Why Your Doctor Shouldn’t Accept That Sandwich
Study finds free meals from pharma impacted statin prescribing
Pharmaceutical company payments can significantly influence physician prescribing behavior, according to a recent National Bureau of Economics Research (NBER) Working Paper by LDI Senior Fellows Matthew Grennan, Ashley Swanson, and colleagues. The authors, who looked at the Medicare Part D claims of 15,000 cardiologists in the market for statins from 2011-2012, found that cardiologists receiving meals from a given firm increased prescribing of that firm’s branded statin by 73 percent. Because these payments steer patients toward much more expensive drugs, they increased spending on statins by $67M (26%) in 2011 and $65M (33%) in 2012.
And the net effect on consumers? Unless the meal-related interactions sufficiently conveyed information to cardiologists who were incorrectly under-prescribing statins, the authors estimate that they reduced consumer welfare by $190M.
The authors focused on cardiologists who received meals from AstraZeneca and Pfizer, the manufacturers of the two major on-brand statins at that time (Crestor and Lipitor). Statins, which lower “bad” cholesterol in the blood and reduce the risk of heart disease, heart attack, and stroke, are among the most prescribed drugs in the industrialized world.

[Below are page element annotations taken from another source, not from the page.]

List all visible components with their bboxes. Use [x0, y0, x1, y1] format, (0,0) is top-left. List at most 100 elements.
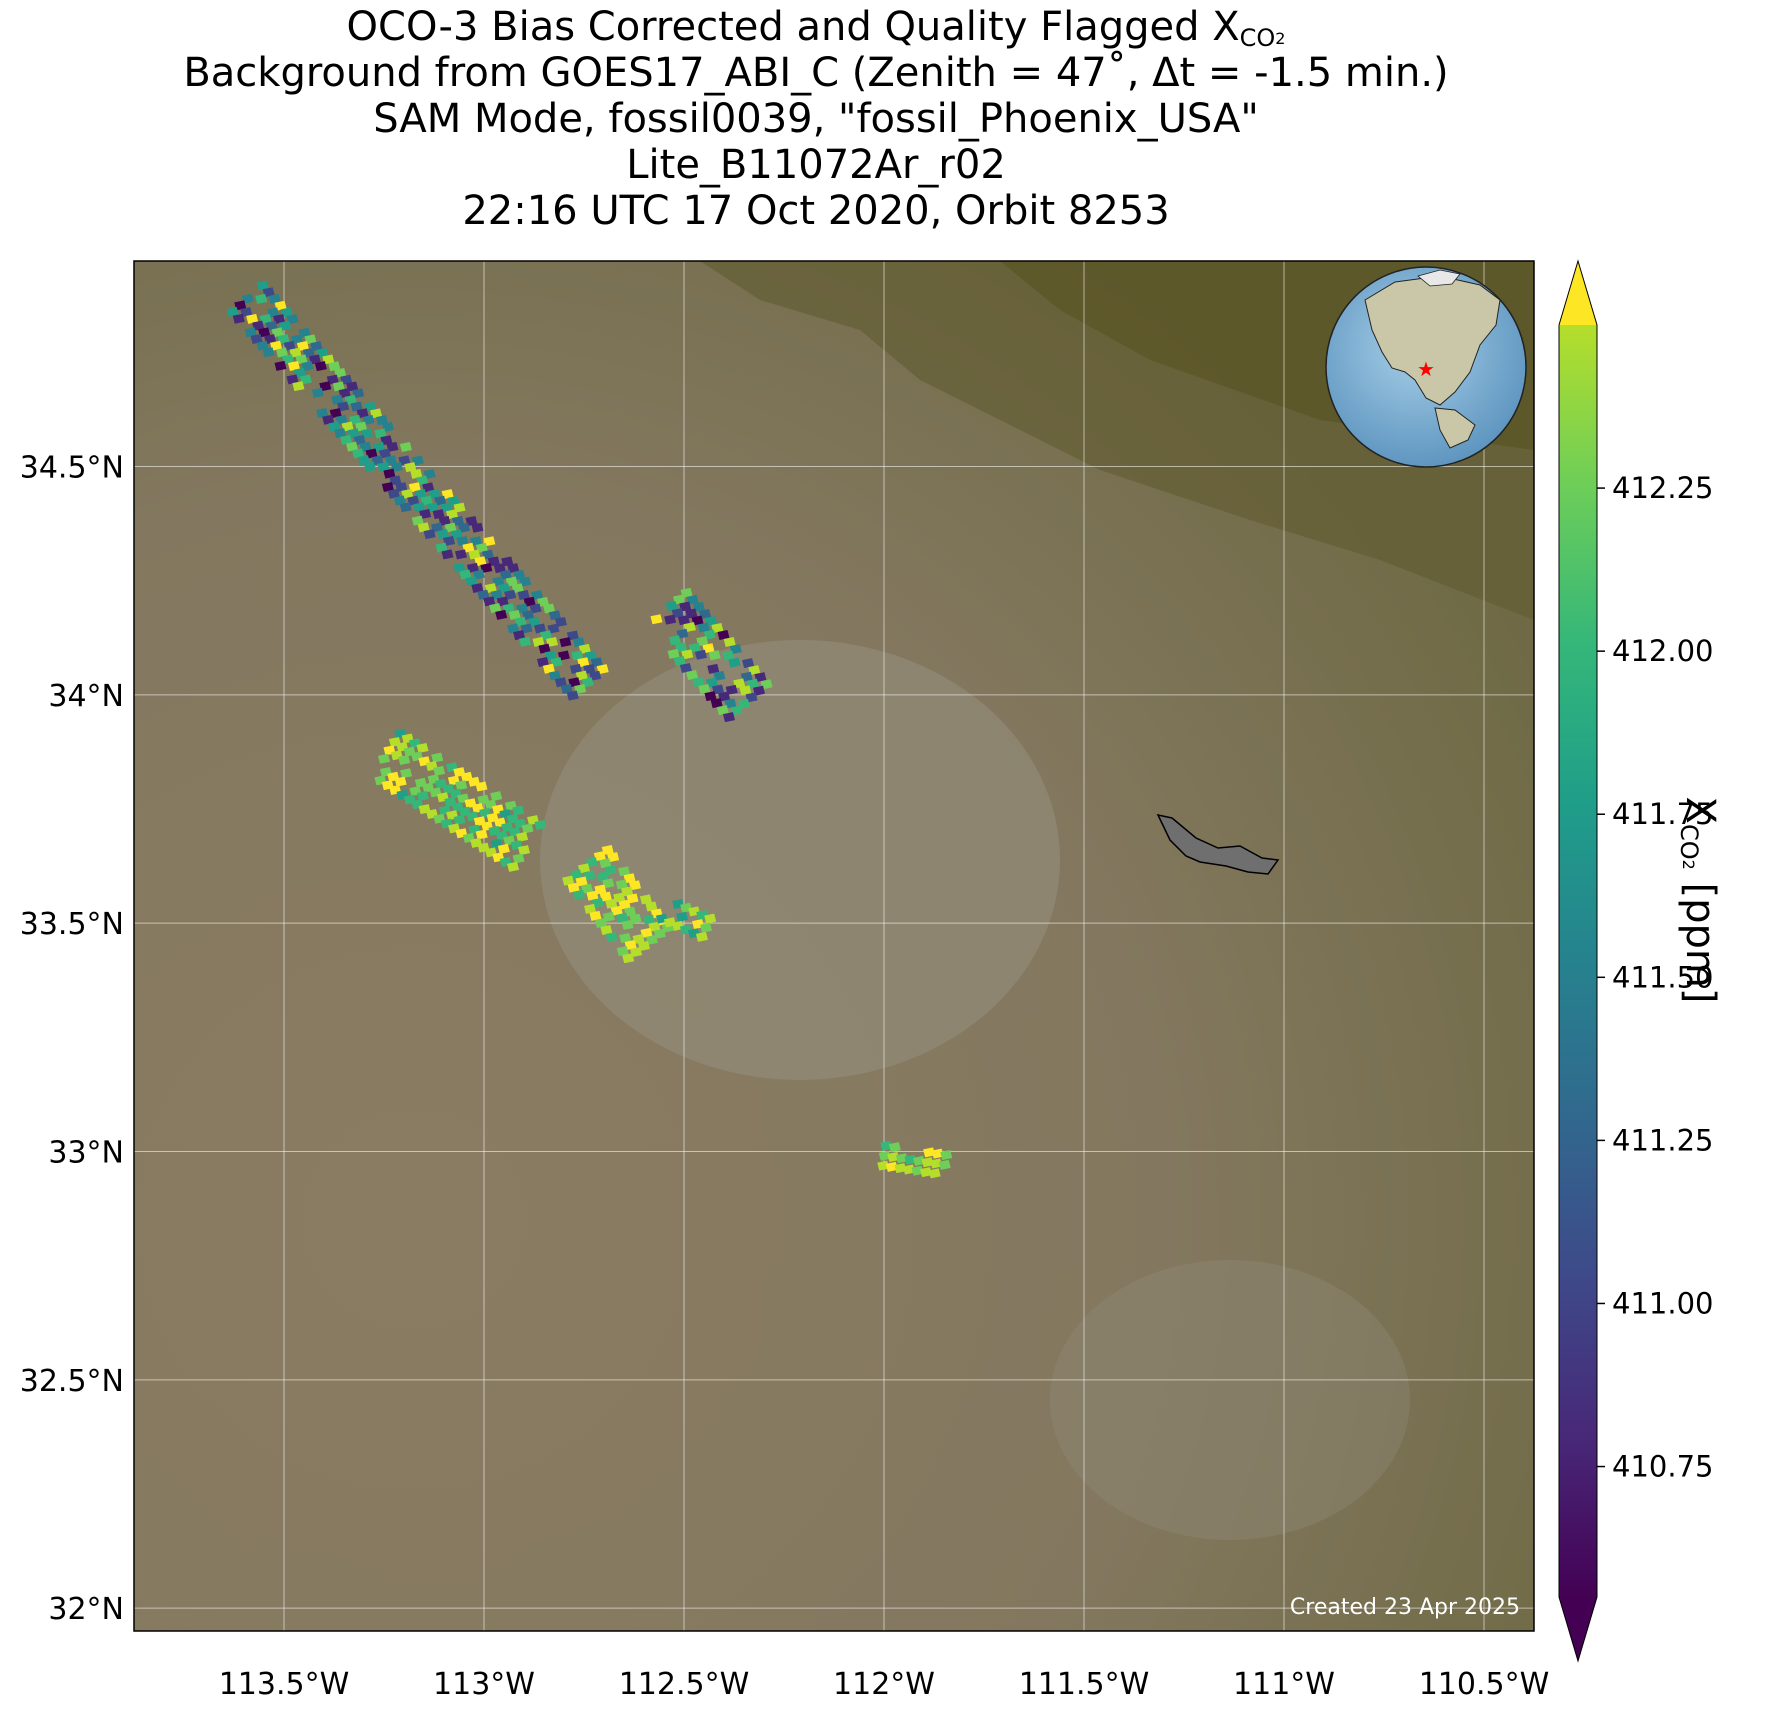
colorbar-tick-label: 411.25: [1612, 1123, 1713, 1157]
sounding-pixel: [691, 615, 704, 626]
sounding-pixel: [505, 576, 518, 587]
sounding-pixel: [694, 649, 707, 660]
sounding-pixel: [639, 894, 652, 905]
sounding-pixel: [911, 1165, 924, 1176]
north-america-landmass: [1364, 275, 1501, 406]
sounding-pixel: [534, 623, 547, 634]
sounding-pixel: [705, 615, 718, 626]
sounding-pixel: [459, 569, 472, 580]
sounding-pixel: [534, 819, 547, 830]
sounding-pixel: [331, 394, 344, 405]
sounding-pixel: [702, 643, 715, 654]
sounding-pixel: [700, 922, 713, 933]
sounding-pixel: [738, 698, 750, 709]
sounding-pixel: [441, 489, 454, 500]
sounding-pixel: [395, 482, 408, 493]
longitude-ticks: 113.5°W 113°W 112.5°W 112°W 111.5°W 111°W 110.…: [219, 1667, 1550, 1702]
colorbar-title: XCO2 [ppm]: [1675, 796, 1723, 1004]
sounding-pixel: [259, 313, 272, 324]
sounding-pixel: [452, 515, 465, 526]
sounding-pixel: [483, 596, 496, 607]
sounding-pixel: [329, 408, 342, 419]
sounding-pixel: [408, 482, 421, 493]
lon-tick-label: 112°W: [833, 1667, 935, 1702]
sounding-pixel: [728, 657, 741, 668]
sounding-pixel: [447, 495, 460, 506]
sounding-pixel: [492, 576, 505, 587]
sounding-pixel: [760, 679, 773, 690]
sounding-pixel: [938, 1159, 951, 1170]
sounding-pixel: [453, 562, 466, 573]
sounding-pixel: [410, 468, 423, 479]
sounding-pixel: [753, 685, 766, 696]
sounding-pixel: [346, 441, 359, 452]
sounding-pixel: [514, 616, 527, 627]
sounding-pixel: [350, 401, 363, 412]
sounding-pixel: [575, 876, 588, 887]
sounding-pixel: [536, 657, 549, 668]
sounding-pixel: [878, 1150, 891, 1161]
sounding-pixel: [589, 670, 602, 681]
sounding-pixel: [352, 388, 365, 399]
title-line-2: Background from GOES17_ABI_C (Zenith = 4…: [183, 50, 1449, 96]
tucson-area: [1050, 1260, 1410, 1540]
sounding-pixel: [742, 658, 755, 669]
sounding-pixel: [381, 482, 394, 493]
sounding-pixel: [264, 334, 277, 345]
sounding-pixel: [349, 414, 362, 425]
sounding-pixel: [739, 685, 752, 696]
sounding-pixel: [547, 623, 560, 634]
sounding-pixel: [518, 845, 530, 856]
sounding-pixel: [629, 880, 642, 891]
sounding-pixel: [338, 388, 351, 399]
sounding-pixel: [638, 941, 650, 951]
sounding-pixel: [290, 334, 303, 345]
sounding-pixel: [267, 307, 280, 318]
sounding-pixel: [466, 562, 479, 573]
sounding-pixel: [376, 415, 389, 426]
sounding-pixel: [423, 468, 436, 479]
sounding-pixel: [519, 636, 532, 647]
sounding-pixel: [471, 522, 484, 533]
sounding-pixel: [273, 314, 286, 325]
sounding-pixel: [440, 502, 453, 513]
sounding-pixel: [262, 347, 275, 358]
sounding-pixel: [465, 576, 478, 587]
sounding-pixel: [226, 307, 239, 318]
sounding-pixel: [692, 677, 705, 688]
sounding-pixel: [508, 609, 521, 620]
sounding-pixel: [537, 596, 550, 607]
sounding-pixel: [629, 913, 642, 924]
sounding-pixel: [474, 556, 487, 567]
sounding-pixel: [730, 705, 743, 716]
sounding-pixel: [438, 515, 451, 526]
sounding-pixel: [244, 327, 257, 338]
lon-tick-label: 113°W: [433, 1667, 535, 1702]
sounding-pixel: [754, 672, 767, 683]
sounding-pixel: [322, 414, 335, 425]
sounding-pixel: [316, 407, 329, 418]
title-line-3: SAM Mode, fossil0039, "fossil_Phoenix_US…: [373, 96, 1259, 142]
sounding-pixel: [293, 367, 306, 378]
sounding-pixel: [902, 1164, 915, 1175]
sounding-pixel: [667, 648, 680, 659]
sounding-pixel: [468, 549, 481, 560]
sounding-pixel: [454, 549, 467, 560]
sounding-pixel: [877, 1160, 890, 1171]
latitude-ticks: 34.5°N 34°N 33.5°N 33°N 32.5°N 32°N: [20, 451, 124, 1628]
sounding-pixel: [319, 381, 332, 392]
sounding-pixel: [456, 536, 469, 547]
sounding-pixel: [380, 435, 393, 446]
sounding-pixel: [613, 892, 626, 903]
sounding-pixel: [717, 630, 730, 641]
lon-tick-label: 112.5°W: [619, 1667, 750, 1702]
sounding-pixel: [394, 776, 407, 787]
sounding-pixel: [498, 583, 511, 594]
sounding-pixel: [441, 549, 454, 560]
sounding-pixel: [559, 637, 572, 648]
sounding-pixel: [271, 327, 284, 338]
sounding-pixel: [411, 515, 424, 526]
urban-haze: [540, 640, 1060, 1080]
sounding-pixel: [930, 1158, 943, 1169]
sounding-pixel: [423, 529, 436, 540]
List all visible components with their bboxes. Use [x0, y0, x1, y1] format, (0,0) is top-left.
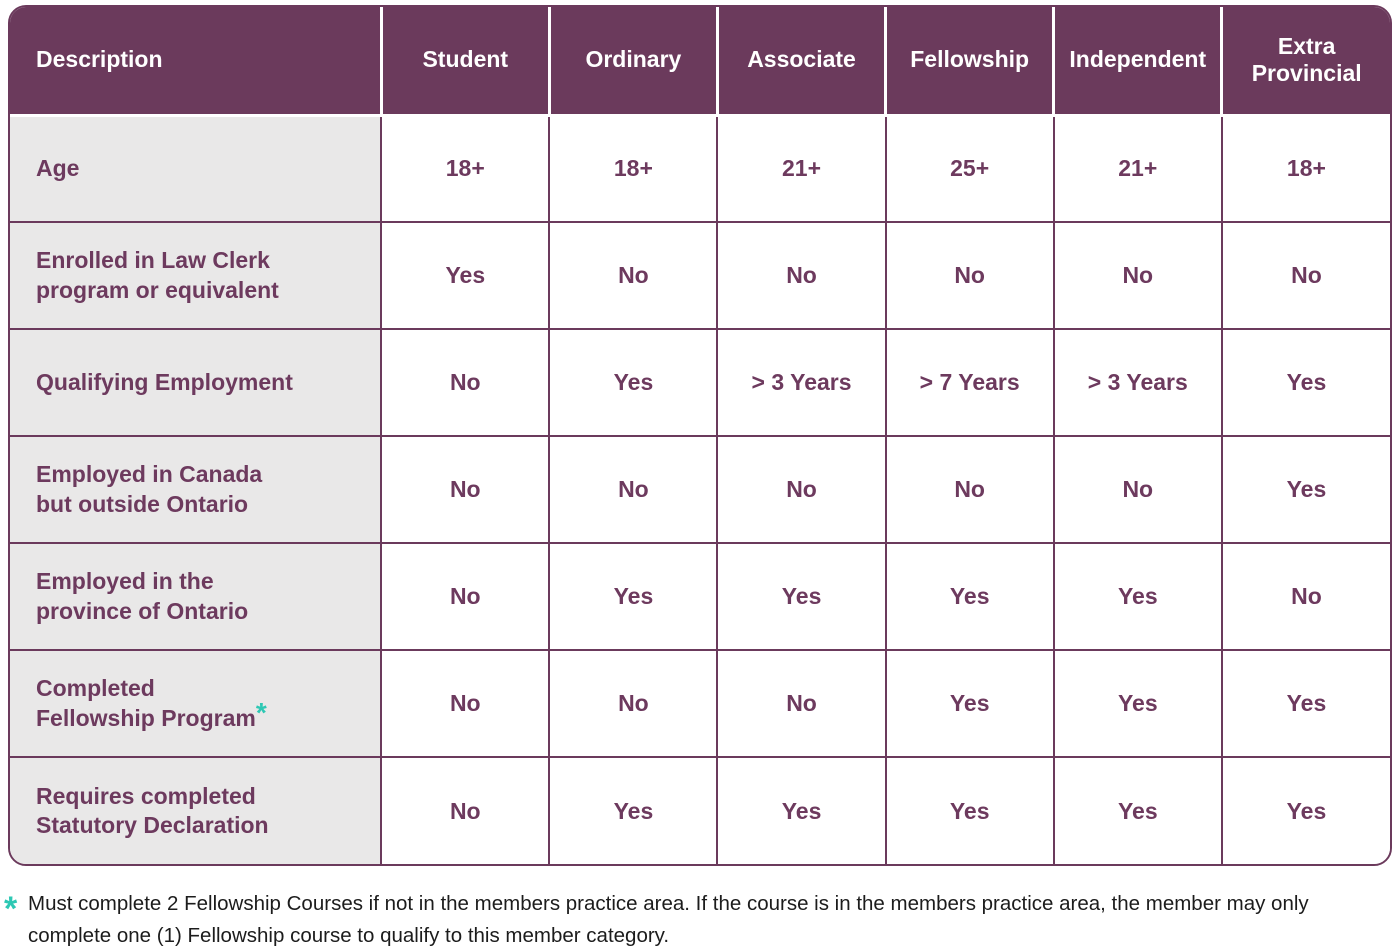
table-cell: Yes — [716, 542, 887, 651]
table-cell: > 7 Years — [884, 328, 1055, 437]
fellowship-footnote-asterisk: * — [255, 696, 267, 728]
table-cell: No — [1220, 542, 1390, 651]
table-cell: No — [380, 542, 551, 651]
row-label: Enrolled in Law Clerk program or equival… — [10, 221, 383, 330]
header-row: Description Student Ordinary Associate F… — [10, 7, 1390, 117]
table-cell: No — [716, 435, 887, 544]
table-cell: Yes — [1220, 328, 1390, 437]
column-header-associate: Associate — [715, 7, 886, 117]
table-row-law-clerk: Enrolled in Law Clerk program or equival… — [10, 221, 1390, 330]
table-cell: Yes — [380, 221, 551, 330]
table-cell: Yes — [548, 542, 719, 651]
row-label-text: Employed in Canada but outside Ontario — [36, 461, 263, 517]
table-cell: Yes — [716, 756, 887, 864]
column-header-description: Description — [10, 7, 382, 117]
row-label-text: Requires completed Statutory Declaration — [36, 782, 269, 838]
table-cell: No — [1052, 435, 1223, 544]
membership-comparison-table: Description Student Ordinary Associate F… — [8, 5, 1392, 866]
table-cell: Yes — [1220, 435, 1390, 544]
table-row-completed-fellowship: Completed Fellowship Program* No No No Y… — [10, 649, 1390, 758]
table-cell: No — [548, 435, 719, 544]
row-label: Age — [10, 114, 383, 223]
table-cell: > 3 Years — [1052, 328, 1223, 437]
table-cell: No — [380, 649, 551, 758]
column-header-fellowship: Fellowship — [884, 7, 1054, 117]
column-header-independent: Independent — [1052, 7, 1222, 117]
table-cell: No — [884, 435, 1055, 544]
row-label-text: Enrolled in Law Clerk program or equival… — [36, 247, 279, 303]
table-cell: No — [716, 649, 887, 758]
table-row-employed-outside-ontario: Employed in Canada but outside Ontario N… — [10, 435, 1390, 544]
table-cell: No — [380, 328, 551, 437]
row-label: Requires completed Statutory Declaration — [10, 756, 383, 864]
column-header-student: Student — [379, 7, 550, 117]
table-cell: Yes — [1220, 756, 1390, 864]
column-header-extra-provincial: Extra Provincial — [1220, 7, 1390, 117]
footnote-text: Must complete 2 Fellowship Courses if no… — [28, 892, 1309, 947]
table-cell: Yes — [884, 542, 1055, 651]
table-cell: Yes — [1052, 756, 1223, 864]
table-cell: Yes — [1052, 542, 1223, 651]
table-cell: No — [716, 221, 887, 330]
table-cell: Yes — [548, 756, 719, 864]
table-cell: No — [380, 756, 551, 864]
table-cell: No — [884, 221, 1055, 330]
row-label-text: Completed Fellowship Program — [36, 675, 256, 731]
table-cell: No — [380, 435, 551, 544]
comparison-table: Description Student Ordinary Associate F… — [10, 7, 1390, 864]
table-cell: Yes — [884, 756, 1055, 864]
table-row-employed-in-ontario: Employed in the province of Ontario No Y… — [10, 542, 1390, 651]
footnote: * Must complete 2 Fellowship Courses if … — [4, 888, 1396, 952]
row-label: Completed Fellowship Program* — [10, 649, 383, 758]
table-cell: No — [548, 221, 719, 330]
table-cell: 21+ — [1052, 114, 1223, 223]
table-row-statutory-declaration: Requires completed Statutory Declaration… — [10, 756, 1390, 864]
column-header-ordinary: Ordinary — [547, 7, 718, 117]
table-cell: Yes — [884, 649, 1055, 758]
table-cell: Yes — [548, 328, 719, 437]
table-cell: 21+ — [716, 114, 887, 223]
table-cell: No — [548, 649, 719, 758]
table-cell: 18+ — [380, 114, 551, 223]
row-label: Employed in Canada but outside Ontario — [10, 435, 383, 544]
table-cell: 18+ — [548, 114, 719, 223]
table-row-age: Age 18+ 18+ 21+ 25+ 21+ 18+ — [10, 114, 1390, 223]
row-label: Employed in the province of Ontario — [10, 542, 383, 651]
table-row-qualifying-employment: Qualifying Employment No Yes > 3 Years >… — [10, 328, 1390, 437]
table-cell: Yes — [1220, 649, 1390, 758]
row-label-text: Qualifying Employment — [36, 368, 293, 395]
table-cell: No — [1052, 221, 1223, 330]
row-label-text: Employed in the province of Ontario — [36, 568, 249, 624]
footnote-asterisk-icon: * — [4, 890, 18, 928]
table-cell: 25+ — [884, 114, 1055, 223]
table-cell: No — [1220, 221, 1390, 330]
row-label-text: Age — [36, 155, 80, 182]
table-cell: 18+ — [1220, 114, 1390, 223]
table-cell: > 3 Years — [716, 328, 887, 437]
row-label: Qualifying Employment — [10, 328, 383, 437]
table-cell: Yes — [1052, 649, 1223, 758]
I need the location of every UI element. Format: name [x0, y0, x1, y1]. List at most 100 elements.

Although pharmaceutical companies’ payments to physicians can take many forms, such as compensation for consulting or education, meals are the single most popular in-kind payment. Approximately 90 percent of physician-firm interactions from Pfizer and AstraZeneca consisted of meal-related payments during the study, and an estimated 59 percent of all cardiologists received a meal from one or both companies in 2011.
Grennan and colleagues found that the 73 percent increase in statin prescribing was primarily driven by cardiologists who prescribed the statin at low or moderate rates, suggesting that the companies targeted their meals to “low prescribers.” The authors controlled for a number of factors that could influence prescribing practices, including patient, physician, hospital, and regional variables such as Academic Medical Centers’ Conflict-of-Interest policies. The introduction of several generic statins during the study and the expiration of Lipitor’s patent in 2011 allowed them to differentiate the effects of meal payments from other market power effects. They also examined payments prior to the federal Physician Payments Sunshine Act of 2010 taking effect, which requires broad disclosure of drug and device manufacturers’ payments to teaching hospitals and physicians.
Although AstraZeneca spent nearly twice as much per meal as Pfizer in 2011, the authors found that receiving a meal of any value drove prescribing, and most of the meals studied were below $100. These findings suggest that policies enacting monetary meal limits may have limited efficacy. Most recently, New Jersey announced that they will be revising their $10,000 annual cap on physician payment and increasing their $15.00 dinner limit. In 2017, Maine banned all noncash gifts except those of “minimal value” and “modest meals” associated with educational events, while California limited meal payments to $250.00 per physician annually. Ultimately, as the authors note, meals function as a pathway for pharmaceutical companies to access physicians, regardless of value.
Few studies have empirically examined how interactions between firms and experts affect consumers. Grennan and colleagues addressed this gap by estimating the effect of pharmaceutical companies’ meal-related payments on physician prescribing and consumer welfare. Their results have important policy implications for states looking to encourage efficient drug markets by creating guardrails around industry relationships with physicians, particularly given recent debates around high drug prices.
Currently, eight states and the District of Columbia have laws beyond the Sunshine Act that regulate drug and device manufacturers’ marketing efforts or payment disclosures. While this study has important limitations, including its focus on a particular market during a defined time period, it suggests that states should examine their policies around pharmaceutical companies and physician interactions to minimize conflicts of interest and maximize consumer welfare.